The FDA said Thursday it has approved emergency use of Moderna and Pfizer-BioNTech bivalent boosters for kids 6 months and older. File Photo by Debbie Hill/UPI | License Photo
Dec. 8 (UPI) -- The U.S. Food and Drug Administration Thursday amended emergency use authorization for Pfizer and Moderna bivalent COVID-19 vaccines to include kids 6 months and older.
"More children now have the opportunity to update their protection against COVID-19 with a bivalent COVID-19 vaccine, and we encourage parents and caregivers of those eligible to consider doing so -- especially as we head into the holidays and winter months where more time will be spent indoors," said FDA Commissioner Robert M. Califf, M.D., in a statement.
Califf said the more people keep current with COVID-19 vaccines, the more benefit there will be for families, individuals and public health by preventing severe illnesses, hospitalizations and deaths.
Pfizer asked the FDA to make this authorization earlier this month.
The FDA said kids ages 6 months through 5 years who have received the original Moderna vaccine can now get a single updated bivalent Moderna booster two months after getting the primary vaccine series.
Kids 6 months to 4 years old who have not begun their three-dose primary series Pfizer-BioNTech COVID-19 vaccine or haven't gotten a third dose can now get the Pfizer-BioNTech bivalent vaccine booster as a third dose in their primary series.
Children 6 months through 4 years old who have completed their three-dose Pfizer-BioNTech vaccine series will not be eligible for the Pfizer-BioNTech bivalent vaccine. The FDA expects to receive data on the updated booster for these children in January and will review it as quickly as possible.
According to the FDA, both the Moderna and the Pfizer-BioNTech bivalent vaccines include an mRNA component corresponding to the original COVID-19 strain and an mRNA component corresponding to the Omicron variants BA.4 and BA.5 lineages.
In November CDC data showed that those lineages have been replaced by the BQ.1.1 and BQ.1 COVID-19 variants as the dominant strains circulating in the United States.

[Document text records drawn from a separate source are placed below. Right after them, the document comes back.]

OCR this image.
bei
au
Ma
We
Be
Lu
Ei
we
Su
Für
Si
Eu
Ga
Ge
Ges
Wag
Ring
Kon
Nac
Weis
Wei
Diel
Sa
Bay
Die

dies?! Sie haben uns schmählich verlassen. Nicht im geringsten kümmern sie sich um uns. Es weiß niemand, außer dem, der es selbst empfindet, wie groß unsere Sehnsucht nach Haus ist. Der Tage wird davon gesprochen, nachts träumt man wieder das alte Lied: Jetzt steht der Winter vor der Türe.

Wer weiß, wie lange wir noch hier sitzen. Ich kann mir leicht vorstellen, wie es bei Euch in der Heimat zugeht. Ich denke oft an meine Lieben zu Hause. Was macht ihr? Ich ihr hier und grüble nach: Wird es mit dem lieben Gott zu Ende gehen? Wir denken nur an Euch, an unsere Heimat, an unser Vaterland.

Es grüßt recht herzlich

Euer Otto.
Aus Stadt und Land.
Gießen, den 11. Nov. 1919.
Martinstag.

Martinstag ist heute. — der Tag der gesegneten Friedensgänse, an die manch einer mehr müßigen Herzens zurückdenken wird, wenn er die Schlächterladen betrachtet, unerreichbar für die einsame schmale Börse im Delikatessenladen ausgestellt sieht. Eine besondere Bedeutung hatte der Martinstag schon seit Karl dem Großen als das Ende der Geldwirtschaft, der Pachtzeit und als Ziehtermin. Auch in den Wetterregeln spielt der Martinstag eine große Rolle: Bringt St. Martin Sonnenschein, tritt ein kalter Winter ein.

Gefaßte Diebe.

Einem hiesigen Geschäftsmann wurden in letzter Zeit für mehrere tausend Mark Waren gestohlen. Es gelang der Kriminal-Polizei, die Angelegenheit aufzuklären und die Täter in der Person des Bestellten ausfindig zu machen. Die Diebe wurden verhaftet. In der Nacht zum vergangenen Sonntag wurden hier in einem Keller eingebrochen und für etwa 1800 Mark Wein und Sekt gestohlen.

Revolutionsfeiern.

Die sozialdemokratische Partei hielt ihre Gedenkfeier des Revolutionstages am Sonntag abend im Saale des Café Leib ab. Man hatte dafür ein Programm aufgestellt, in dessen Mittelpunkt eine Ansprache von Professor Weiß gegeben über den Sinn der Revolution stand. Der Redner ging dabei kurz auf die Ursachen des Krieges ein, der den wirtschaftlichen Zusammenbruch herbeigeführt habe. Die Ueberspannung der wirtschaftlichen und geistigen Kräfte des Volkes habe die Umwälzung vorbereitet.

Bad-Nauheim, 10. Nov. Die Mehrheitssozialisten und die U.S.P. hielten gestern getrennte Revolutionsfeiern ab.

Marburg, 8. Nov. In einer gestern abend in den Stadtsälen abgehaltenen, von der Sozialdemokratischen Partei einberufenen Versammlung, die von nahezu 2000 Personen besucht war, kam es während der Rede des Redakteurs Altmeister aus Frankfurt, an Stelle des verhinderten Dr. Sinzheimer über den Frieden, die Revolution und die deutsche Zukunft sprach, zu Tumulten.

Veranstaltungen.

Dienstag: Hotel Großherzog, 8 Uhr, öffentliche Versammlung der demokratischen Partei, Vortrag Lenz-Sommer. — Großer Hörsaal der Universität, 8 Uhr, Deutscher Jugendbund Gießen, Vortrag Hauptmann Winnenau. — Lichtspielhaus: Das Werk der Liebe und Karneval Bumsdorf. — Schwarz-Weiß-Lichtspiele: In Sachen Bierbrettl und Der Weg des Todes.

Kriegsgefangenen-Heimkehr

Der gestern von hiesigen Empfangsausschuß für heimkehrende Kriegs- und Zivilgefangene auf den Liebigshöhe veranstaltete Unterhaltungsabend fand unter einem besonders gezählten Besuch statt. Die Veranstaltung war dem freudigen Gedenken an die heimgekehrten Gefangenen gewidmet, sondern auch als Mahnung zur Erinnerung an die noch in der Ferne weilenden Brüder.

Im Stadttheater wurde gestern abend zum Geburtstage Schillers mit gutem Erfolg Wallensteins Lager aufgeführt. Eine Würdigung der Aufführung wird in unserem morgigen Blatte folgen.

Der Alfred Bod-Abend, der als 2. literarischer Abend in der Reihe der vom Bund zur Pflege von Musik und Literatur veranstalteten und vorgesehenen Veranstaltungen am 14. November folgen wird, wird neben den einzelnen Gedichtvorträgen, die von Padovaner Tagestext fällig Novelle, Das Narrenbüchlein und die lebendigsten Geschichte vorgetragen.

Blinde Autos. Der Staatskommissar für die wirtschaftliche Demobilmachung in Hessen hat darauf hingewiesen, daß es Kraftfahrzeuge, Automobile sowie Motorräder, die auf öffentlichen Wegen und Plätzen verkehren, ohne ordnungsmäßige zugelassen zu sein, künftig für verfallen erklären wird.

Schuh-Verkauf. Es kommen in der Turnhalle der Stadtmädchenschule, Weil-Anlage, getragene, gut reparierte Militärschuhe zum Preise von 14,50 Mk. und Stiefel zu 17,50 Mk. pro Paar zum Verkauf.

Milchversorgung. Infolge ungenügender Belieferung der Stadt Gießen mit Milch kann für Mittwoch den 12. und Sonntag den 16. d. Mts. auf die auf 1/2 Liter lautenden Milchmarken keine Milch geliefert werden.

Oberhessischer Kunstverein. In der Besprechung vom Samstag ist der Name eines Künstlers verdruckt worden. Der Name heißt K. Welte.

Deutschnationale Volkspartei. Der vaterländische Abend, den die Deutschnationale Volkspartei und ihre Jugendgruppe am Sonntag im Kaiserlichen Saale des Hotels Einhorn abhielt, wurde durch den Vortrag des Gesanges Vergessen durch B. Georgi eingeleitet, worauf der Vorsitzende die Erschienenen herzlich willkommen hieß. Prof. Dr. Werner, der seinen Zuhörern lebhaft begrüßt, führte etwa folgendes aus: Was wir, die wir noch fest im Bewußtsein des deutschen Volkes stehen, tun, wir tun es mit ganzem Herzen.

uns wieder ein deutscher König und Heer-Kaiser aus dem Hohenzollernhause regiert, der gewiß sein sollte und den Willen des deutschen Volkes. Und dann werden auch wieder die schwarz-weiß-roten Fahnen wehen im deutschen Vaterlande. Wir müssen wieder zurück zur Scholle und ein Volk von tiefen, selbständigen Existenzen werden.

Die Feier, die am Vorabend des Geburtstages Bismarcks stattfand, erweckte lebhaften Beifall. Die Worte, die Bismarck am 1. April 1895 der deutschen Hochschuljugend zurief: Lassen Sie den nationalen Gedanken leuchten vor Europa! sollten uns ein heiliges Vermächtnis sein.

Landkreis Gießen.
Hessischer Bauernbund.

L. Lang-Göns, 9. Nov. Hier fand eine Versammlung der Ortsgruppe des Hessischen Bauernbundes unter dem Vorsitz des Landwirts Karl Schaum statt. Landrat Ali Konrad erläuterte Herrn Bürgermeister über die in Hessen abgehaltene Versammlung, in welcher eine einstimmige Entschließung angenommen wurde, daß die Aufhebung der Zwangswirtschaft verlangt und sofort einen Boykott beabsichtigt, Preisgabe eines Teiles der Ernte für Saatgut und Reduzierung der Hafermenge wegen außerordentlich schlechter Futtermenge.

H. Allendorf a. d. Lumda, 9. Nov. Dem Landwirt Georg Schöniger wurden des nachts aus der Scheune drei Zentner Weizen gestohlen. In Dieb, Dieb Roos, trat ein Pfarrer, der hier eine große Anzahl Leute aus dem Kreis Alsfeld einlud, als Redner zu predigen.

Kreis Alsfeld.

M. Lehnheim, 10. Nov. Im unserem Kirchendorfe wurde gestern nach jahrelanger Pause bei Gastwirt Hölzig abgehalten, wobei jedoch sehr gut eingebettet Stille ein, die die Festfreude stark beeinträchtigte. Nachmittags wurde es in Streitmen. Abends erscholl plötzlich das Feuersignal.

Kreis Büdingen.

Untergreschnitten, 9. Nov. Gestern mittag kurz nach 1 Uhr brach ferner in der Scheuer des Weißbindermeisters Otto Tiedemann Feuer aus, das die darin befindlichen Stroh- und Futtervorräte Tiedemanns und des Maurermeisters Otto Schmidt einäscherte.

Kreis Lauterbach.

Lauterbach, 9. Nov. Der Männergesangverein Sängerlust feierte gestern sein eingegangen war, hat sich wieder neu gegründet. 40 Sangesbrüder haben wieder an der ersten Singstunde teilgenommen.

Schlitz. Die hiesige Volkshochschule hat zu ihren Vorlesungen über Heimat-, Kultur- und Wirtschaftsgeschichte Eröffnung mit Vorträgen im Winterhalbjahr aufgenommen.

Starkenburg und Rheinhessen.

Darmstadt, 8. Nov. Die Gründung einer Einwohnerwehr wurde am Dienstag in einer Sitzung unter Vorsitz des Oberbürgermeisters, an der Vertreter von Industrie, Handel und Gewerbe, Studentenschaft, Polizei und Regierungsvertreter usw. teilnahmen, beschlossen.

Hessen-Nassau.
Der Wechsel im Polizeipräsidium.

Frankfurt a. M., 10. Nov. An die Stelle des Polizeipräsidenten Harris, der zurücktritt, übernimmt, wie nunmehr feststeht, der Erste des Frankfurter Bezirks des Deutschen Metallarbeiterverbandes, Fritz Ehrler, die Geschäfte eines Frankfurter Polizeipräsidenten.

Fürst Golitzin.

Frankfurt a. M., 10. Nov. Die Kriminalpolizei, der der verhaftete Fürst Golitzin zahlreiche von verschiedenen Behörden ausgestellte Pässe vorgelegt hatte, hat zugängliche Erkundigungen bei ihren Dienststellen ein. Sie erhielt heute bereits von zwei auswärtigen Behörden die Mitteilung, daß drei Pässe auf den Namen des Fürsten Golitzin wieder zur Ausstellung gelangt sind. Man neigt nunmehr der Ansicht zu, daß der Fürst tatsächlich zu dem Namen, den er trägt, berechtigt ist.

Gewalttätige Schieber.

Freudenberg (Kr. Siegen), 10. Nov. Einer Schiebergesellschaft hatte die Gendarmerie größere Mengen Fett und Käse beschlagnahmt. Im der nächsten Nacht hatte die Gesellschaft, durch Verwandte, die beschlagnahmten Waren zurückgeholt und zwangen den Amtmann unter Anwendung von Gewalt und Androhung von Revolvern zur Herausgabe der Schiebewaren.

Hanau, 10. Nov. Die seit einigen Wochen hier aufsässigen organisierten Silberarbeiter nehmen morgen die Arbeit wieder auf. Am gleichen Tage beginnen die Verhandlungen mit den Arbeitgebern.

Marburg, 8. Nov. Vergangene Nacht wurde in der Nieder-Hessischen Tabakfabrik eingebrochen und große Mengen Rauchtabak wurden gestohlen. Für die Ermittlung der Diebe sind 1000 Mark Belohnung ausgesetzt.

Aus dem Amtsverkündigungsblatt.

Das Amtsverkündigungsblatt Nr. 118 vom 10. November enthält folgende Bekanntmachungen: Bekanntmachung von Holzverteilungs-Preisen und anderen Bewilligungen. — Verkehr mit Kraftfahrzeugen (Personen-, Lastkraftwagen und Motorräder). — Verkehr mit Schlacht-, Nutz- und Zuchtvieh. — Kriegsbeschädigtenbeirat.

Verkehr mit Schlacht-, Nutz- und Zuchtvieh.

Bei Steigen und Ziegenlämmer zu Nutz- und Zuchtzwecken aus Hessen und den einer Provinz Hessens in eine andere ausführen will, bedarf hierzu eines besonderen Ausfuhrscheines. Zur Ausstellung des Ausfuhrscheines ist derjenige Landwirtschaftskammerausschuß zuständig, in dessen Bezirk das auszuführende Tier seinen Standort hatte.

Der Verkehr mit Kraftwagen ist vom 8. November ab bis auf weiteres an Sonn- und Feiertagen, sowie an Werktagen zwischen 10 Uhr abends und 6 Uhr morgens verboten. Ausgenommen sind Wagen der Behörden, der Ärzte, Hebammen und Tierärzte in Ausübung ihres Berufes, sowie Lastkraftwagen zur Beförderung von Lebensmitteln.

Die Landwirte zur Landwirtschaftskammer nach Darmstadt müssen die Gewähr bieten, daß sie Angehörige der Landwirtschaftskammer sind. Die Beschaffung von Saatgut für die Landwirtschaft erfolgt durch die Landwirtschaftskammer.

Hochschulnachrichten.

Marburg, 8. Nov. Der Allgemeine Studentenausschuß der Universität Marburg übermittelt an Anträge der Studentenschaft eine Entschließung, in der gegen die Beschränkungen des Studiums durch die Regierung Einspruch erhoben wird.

But Johns Hopkins University virologist Andrew Pekosz said since virtually all U.S. COVID-19 varinats are related to BA.5, the bivalent vaccines should still increase immunity to some extent.

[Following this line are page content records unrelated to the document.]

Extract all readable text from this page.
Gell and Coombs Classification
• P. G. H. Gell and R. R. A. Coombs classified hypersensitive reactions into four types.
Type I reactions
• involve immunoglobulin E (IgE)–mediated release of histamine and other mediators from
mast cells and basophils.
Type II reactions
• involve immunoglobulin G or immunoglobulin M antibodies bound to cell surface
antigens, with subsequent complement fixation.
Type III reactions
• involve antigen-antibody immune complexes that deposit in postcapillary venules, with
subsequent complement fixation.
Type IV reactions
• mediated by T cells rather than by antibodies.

Peter Marks, M.D., Ph.D., director of the FDA's Center for Biologics Evaluation and Research said in a statement: "Vaccines remain the best defense against the most devastating consequences of disease caused by the currently circulating Omicron variant, such as hospitalization and death. Based on available data, the updated, bivalent vaccines are expected to provide increased protection against COVID-19."